Born in 1905 to an aristocratic family in Lucerne, Switzerland (hence the honorific "von"), yon Balthasar was raised in a household where high culture and simple faith walked hand in hand. In his youth yon Balthasar developed an unwavering affection for music, particularly Mozart, and for Romantic literature, particularly Goethe. But his passion for the humanities never diminished his love of God--quite the contrary. His doctoral dissertation ("Apocalypse of the German Soul") is a theological reading of German literature and its understanding of the soul's final destiny.

Von Balthasar's desire to understand the world as God's world was no passing fancy. Even throughout his period of theological and philosophical formation, when he produced important translations and studies of works by Origen, Gregory of Nyssa and Maximus the Confessor, among others, he also wrote about drama and dramatists. Von Balthasar often commented that he found more vitality and originality in the writings of literary figures like Georges Bernanos (author of Diary of a Country Priest) than in much of the neoscholastic theology he was taught at school. His Christianity was open to the best that the realm of culture has to offer, and he maintained that this realm is itself open to fulfillment in Christianity.

It has been said that von Balthasar wrote more books than most people read in a lifetime. Certainly it is easy to feel overwhelmed by the sheer volume and erudition of his works. The best avenue of approach is not to jump straight into his great trilogy, Theological Aesthetics (seven volumes), Theo-Drama (five volumes) and Theo-Logic (three volumes), but to wade into some of his shorter writings like Love Alone Is Credible or A Theology of History or the essays in Explorations in Theology. Another fruitful approach to von Balthasar is to read him with a particular question or topic in mind. If you are interested in Barth, you might take up Von Balthasar's Theology of Karl Barth, the book that Barth himself regarded as the best exposition of his thought. If you are interested in issues of salvation and judgment (can Judas Iscariot enter heaven?), you will not find a better book than Dare We Hope "That All Men Be Saved"? To deepen your understanding of the death and resurrection of Christ, read Mysterium Paschale. And if you want to inquire into the foundations of von Balthasar's humanism, read Truth Is Symphonic. In that volume he writes:

   Before the Word of God became man, the world orchestra
   was "fiddling" about without any plan: worldviews,
   religions, different concepts of the state, each
   one playing to itself. Somehow there is the feeling that
   this cacophonous jumble is only "tuning up": the A can
   be heard through everything, like a kind of promise....
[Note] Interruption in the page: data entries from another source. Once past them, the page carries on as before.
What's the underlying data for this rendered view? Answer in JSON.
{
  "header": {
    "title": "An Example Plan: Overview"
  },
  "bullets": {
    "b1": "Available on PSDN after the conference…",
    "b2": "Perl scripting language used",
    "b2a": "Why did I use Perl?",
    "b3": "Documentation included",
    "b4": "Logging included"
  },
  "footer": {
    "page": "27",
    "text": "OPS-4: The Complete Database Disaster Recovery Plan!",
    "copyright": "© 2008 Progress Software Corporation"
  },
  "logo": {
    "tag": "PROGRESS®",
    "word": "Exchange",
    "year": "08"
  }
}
   Then came the Son, the "heir of all things," for whose
   sake the whole orchestra was put together. As it performs
   God's symphony under the Son's direction, the
   meaning of its variety becomes clear.

Truth is symphonic: this is one of the principal pillars in von Balthasar's humanism. The plurality of cultures with their multiplicity of philosophies, religions and histories is not purposeless. There is a reason for the existence of Platonism, Islam and Buddhism, just as there is a reason for the particular gathering of musicians at a concert hall. The selection of instruments is not random but follows a design known initially only to the composer and made public only in the performance. This means that there is no way for humans to get a handle on the world's pluralism. We can see the multiplicity of worldviews, just as anyone looking down into the orchestra pit can see a variety of musical instruments. But the theme of the symphony cannot be deduced from an inventory of those instruments. That the A can be heard through it all--call it Augustine's "restless heart"--does not tell us the key of the symphony, the God that the heart seeks. Only as the players submit to the leadership of the conductor do they learn what the composition's theme is.